Medical records for about 60% of Minnesota's population will be linked in a new data network starting early next year, healthcare industry leaders and Gov. Tim Pawlenty said Monday.
The project's architects said the Minnesota Health Information Exchange will be one of the largest electronic medical networks of its kind in the nation, letting doctors call up patients' medication histories and laboratory results at the tap of a few keys.
"It's really hard for a doctor to have a good care plan for you without full knowledge of all the medications that you take," said HealthPartners Chief Executive Officer Mary Brainerd at a news conference in Minneapolis. "This highway will allow the hospital to access all of the databases that have your prescription medication information, access it and pull it together in an easy electronic format."
The state of Minnesota, Allina Hospitals & Clinics system and three large insurersBlue Cross and Blue Shield of Minnesota, HealthPartners and Medicatogether are putting up $4.5 million to get the project going. They eventually plan to add more patients and data such as insurance verification, disease surveillance and e-prescriptions.
Anticipating criticism from privacy advocates, Pawlenty said the information would be secure. "Nothing will happen without consumer permission or patient permission," he said.
The announcement did not sit well with the Citizens' Council on Health Care, or CCHC, a privacy advocacy group based in St.
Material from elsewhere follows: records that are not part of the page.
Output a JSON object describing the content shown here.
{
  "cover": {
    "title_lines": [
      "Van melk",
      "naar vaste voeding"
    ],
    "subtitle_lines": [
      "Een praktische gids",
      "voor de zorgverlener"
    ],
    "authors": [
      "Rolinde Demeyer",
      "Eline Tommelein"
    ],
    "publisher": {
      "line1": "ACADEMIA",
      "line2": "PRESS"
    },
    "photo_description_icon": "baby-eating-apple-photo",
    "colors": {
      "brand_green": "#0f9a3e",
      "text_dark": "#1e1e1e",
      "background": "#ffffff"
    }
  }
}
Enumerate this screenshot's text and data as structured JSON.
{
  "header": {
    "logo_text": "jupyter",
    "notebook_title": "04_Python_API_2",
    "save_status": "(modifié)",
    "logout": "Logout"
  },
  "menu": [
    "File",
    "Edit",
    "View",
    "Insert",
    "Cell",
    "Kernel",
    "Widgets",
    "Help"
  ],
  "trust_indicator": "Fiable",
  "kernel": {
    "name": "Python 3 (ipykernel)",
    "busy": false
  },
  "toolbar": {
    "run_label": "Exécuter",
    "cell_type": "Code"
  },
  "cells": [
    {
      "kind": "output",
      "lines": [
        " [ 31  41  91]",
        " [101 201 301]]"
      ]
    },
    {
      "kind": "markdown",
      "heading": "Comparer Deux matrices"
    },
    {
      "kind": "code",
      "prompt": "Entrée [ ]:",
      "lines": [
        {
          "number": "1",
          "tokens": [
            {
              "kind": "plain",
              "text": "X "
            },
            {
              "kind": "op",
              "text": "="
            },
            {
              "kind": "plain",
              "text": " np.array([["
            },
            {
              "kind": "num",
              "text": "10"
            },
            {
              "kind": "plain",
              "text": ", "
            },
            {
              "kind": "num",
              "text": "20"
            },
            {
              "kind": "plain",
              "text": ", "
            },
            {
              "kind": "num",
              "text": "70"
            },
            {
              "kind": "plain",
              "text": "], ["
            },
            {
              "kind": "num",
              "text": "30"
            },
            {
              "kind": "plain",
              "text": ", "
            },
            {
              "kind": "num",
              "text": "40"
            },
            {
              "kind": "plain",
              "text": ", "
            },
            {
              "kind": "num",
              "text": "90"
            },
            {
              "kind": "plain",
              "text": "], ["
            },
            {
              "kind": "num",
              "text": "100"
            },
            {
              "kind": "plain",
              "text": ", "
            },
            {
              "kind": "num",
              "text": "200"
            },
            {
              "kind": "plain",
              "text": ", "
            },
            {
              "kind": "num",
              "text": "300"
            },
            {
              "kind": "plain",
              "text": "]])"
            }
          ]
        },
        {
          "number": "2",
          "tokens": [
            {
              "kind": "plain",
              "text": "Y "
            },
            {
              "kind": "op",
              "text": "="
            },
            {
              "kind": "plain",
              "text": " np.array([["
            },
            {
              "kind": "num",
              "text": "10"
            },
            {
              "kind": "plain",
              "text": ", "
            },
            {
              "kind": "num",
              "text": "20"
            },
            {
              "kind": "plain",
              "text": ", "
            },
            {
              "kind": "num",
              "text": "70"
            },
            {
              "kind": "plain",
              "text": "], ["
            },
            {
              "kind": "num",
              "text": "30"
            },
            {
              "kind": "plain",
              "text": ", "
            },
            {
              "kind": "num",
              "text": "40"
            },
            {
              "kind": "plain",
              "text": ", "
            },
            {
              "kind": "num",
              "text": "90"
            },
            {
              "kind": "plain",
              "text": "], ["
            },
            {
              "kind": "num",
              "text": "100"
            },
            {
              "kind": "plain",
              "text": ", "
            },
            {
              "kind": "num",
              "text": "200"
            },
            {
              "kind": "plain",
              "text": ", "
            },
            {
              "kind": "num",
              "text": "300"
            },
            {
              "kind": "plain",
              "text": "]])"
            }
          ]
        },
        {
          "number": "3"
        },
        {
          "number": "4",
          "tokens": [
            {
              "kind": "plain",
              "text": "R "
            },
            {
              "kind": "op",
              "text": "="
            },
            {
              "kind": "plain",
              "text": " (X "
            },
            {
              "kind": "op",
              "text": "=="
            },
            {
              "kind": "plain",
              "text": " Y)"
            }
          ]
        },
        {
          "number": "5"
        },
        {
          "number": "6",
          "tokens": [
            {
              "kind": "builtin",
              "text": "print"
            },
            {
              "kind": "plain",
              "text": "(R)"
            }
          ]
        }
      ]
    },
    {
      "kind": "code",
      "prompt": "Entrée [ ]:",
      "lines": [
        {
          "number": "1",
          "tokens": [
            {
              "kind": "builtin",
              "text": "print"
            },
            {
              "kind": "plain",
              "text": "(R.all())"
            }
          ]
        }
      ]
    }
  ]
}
Paul. In a news release, Twila Brase, president of CCHC, said the plan "was put into law without a full hearing by the Senate, will be the key to opening everyone's medical record. The online RLS (record locator service) is expected to have the names, unique identifying information of patients and location of all medical records related to each patient."
"While the details are not yet known, we suspect that true consent will not be part of the exchange," Brase said. "Our attempts last session to require informed and written patient consent separate from the treatment or coverage consent were repeatedly rebuffed by proponents. Without true consent, patients have no control."